While some coordinators focus on connecting parents in need with the resources in the community, Erika Davis, the community school coordinator for Cleveland Elementary School, is able to do more hands on work with students due to the school’s small size. Currently, Cleveland does not have its own social worker and shares its guidance counselor with another school. But following the school’s community-based ideology, the faculty and staff work together to make sure everything runs smoothly.

Davis said their teamwork helps her to better do her job. She takes advantage of the teachers’ close relationships with their students to find out their needs. A teacher who sees a student wearing the same ripped pair of pants to school every day might approach Davis to see if she could help.
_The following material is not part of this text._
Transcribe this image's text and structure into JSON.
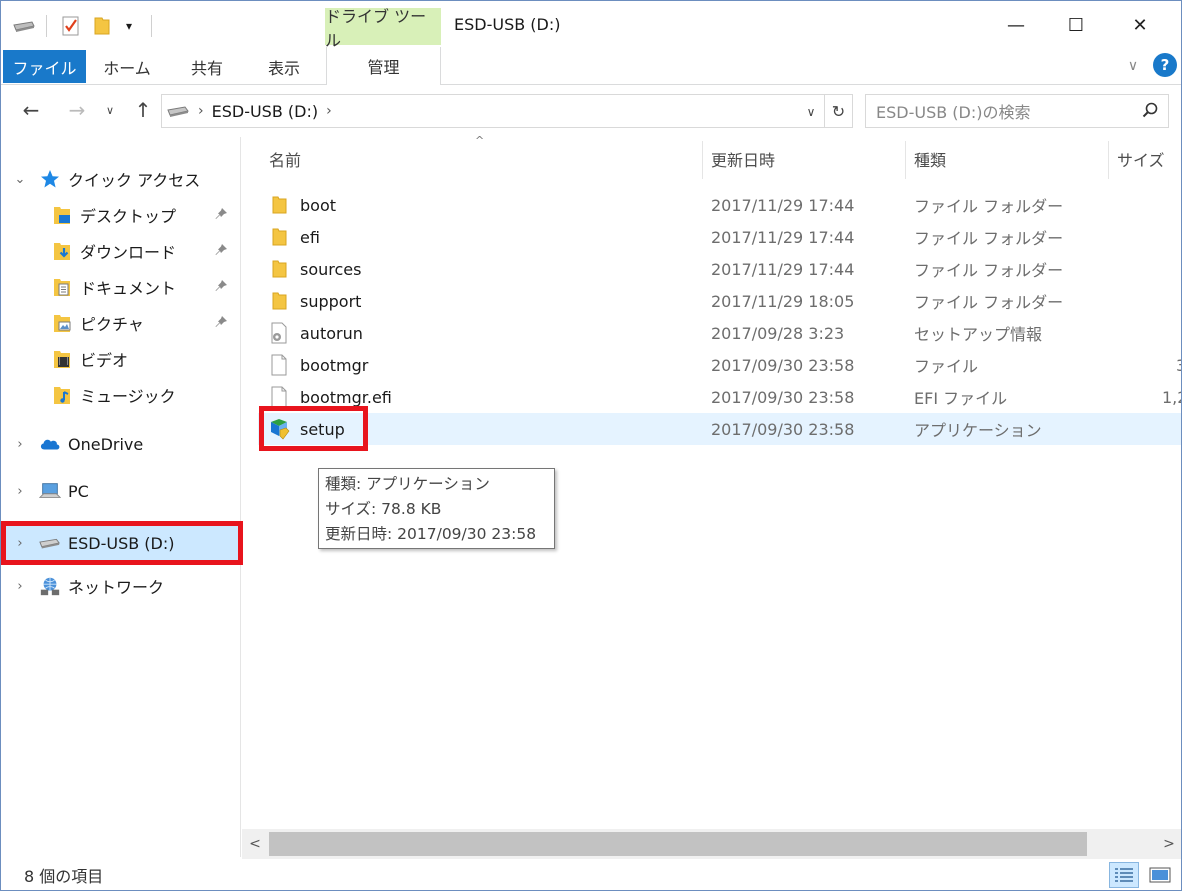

“In these situations, we’re able to pull out a brand new pair of pants and say, ‘Here you go,’” Davis said. “That’s something that a normal elementary school could not do. They might say, ‘I’m really sorry but that parent has to go out and find the money to get them more pants.’”

George White, a professor in the educational leadership program at Lehigh, worked closely in developing Lehigh’s partnership with Broughal Middle School and Donegan Elementary school. As the director of the Center for Developing Urban Educational Leaders, White looks at what factors urban schools need to succeed that aren’t being taken care of. In addition to funding, Lehigh provides academic support to elementary school students with the Homework Club program. But aside from reading and math, the center considers community needs like public health.

“Almost immediately when we started the community school, we reached out to St. Luke’s Hospital,” White said. “Part of that early work was to create a free health clinic that is run one Saturday a month where medical students from the St. Luke’s medical school, under the supervision of physicians from St. Luke’s Hospital, provide our families with free health care.”

While many public schools provide their students with services like vision testing, the community school model goes even further and sees through that a student is able to receive the medical care they need. Rosa Carides-Hof, the community school coordinator of Donegan Elementary School, often connects parents with both national and local programs that can help them when they are unable to afford treatments.

“I have parents calling me and saying, ‘Mrs. Hof, I know that my child failed the vision test, but I don’t have health insurance to pay for glasses,'” Hof said. “Then I say, ‘No problem, there is a voucher program that can get your child a pair of glasses.’ I talk to the nurse, she orders the voucher and the parents come and pick it up. Then they can go and get their child glasses.”

By 2022, the United Way hopes there will be 22 schools in the Lehigh Valley recognized as community schools at the elementary and middle school levels. Without the help of their partners, community schools would not be able to provide services for students so easily.

“For us, the goal of a community school is really to have the school be the hub and heart of the community,” Sciora said. “It’s critical to have community members that see a value in our kids being educated.”